Kul IN: What are the differences between working here and doing pastry on the program?
- The dynamic is different. You can be relaxed during the program, you are not in a rush and you are taking your time to learn and practice for the real life environment. I really wanted to experience the real life kitchen and I am loving it so far! The atmosphere here is welcoming, everyone is friendly. My friends had shared their kitchen horror stories before I came here. They said that professional kitchens are always hectic and intense. However, my experience has been nothing short of amazing, even when we have disagreements, they are productive and serve as a tool for growth.
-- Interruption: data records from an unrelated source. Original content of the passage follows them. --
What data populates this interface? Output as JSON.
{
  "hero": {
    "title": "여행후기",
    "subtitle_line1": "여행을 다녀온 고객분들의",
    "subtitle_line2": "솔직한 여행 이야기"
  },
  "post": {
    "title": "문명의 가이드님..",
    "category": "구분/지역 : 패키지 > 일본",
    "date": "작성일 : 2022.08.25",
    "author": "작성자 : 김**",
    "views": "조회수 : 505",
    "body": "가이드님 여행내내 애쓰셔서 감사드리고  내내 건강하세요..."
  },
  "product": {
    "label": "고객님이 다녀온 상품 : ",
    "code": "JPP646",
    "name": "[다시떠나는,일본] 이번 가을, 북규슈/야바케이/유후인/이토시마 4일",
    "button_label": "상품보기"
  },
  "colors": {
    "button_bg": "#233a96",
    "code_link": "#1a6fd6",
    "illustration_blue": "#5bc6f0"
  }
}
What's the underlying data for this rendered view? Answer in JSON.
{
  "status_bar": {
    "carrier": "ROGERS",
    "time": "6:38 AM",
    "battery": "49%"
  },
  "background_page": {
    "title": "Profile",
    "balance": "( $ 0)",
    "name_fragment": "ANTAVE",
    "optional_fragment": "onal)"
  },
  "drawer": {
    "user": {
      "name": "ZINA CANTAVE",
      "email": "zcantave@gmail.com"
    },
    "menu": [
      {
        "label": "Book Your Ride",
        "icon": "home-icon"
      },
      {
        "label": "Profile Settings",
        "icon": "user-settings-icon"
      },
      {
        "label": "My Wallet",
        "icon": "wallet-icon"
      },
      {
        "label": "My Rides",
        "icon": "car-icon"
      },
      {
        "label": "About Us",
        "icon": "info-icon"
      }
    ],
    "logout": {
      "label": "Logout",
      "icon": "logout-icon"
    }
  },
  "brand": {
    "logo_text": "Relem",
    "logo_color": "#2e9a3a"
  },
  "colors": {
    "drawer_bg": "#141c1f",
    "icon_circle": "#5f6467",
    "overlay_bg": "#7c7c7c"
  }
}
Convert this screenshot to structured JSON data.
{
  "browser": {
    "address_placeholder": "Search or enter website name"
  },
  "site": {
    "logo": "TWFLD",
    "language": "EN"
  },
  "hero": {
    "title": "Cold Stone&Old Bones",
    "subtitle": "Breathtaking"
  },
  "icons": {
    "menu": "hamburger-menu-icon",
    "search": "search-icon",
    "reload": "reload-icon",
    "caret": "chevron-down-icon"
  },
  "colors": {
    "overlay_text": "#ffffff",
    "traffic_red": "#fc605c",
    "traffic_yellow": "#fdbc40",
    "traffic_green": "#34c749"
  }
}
The vibe here is amazing and it makes the experience even more pleasant. If all places are going to be as nice as this one, I am going to be a one lucky pastry chef!
Kul IN: What are your plans for the future?
- My plan is to find a full-time job and I hope it will be in Croatia because I like it here. I am not sure if it's going to happen right after the internship because the tourist season is ending but I would like to stay in Croatia. Working in other European countries would also suit me but so far I like Croatia.
Kul IN: What can the hospitality industry learn from the COVID-19 situation?
- We can all learn there is nothing certain in this life. It is good to make plans but it is also important to be prepared for the unexpected and just be ready any time.
Kul IN: Do you have some advice for aspiring pastry chefs?
- You should be ready to work hard, you shouldn't be afraid of work. Just be brave and creative, that's the point. Knowing the basics is the steppingstone of every successful career but you should go beyond the basics, create and experiment, dive in.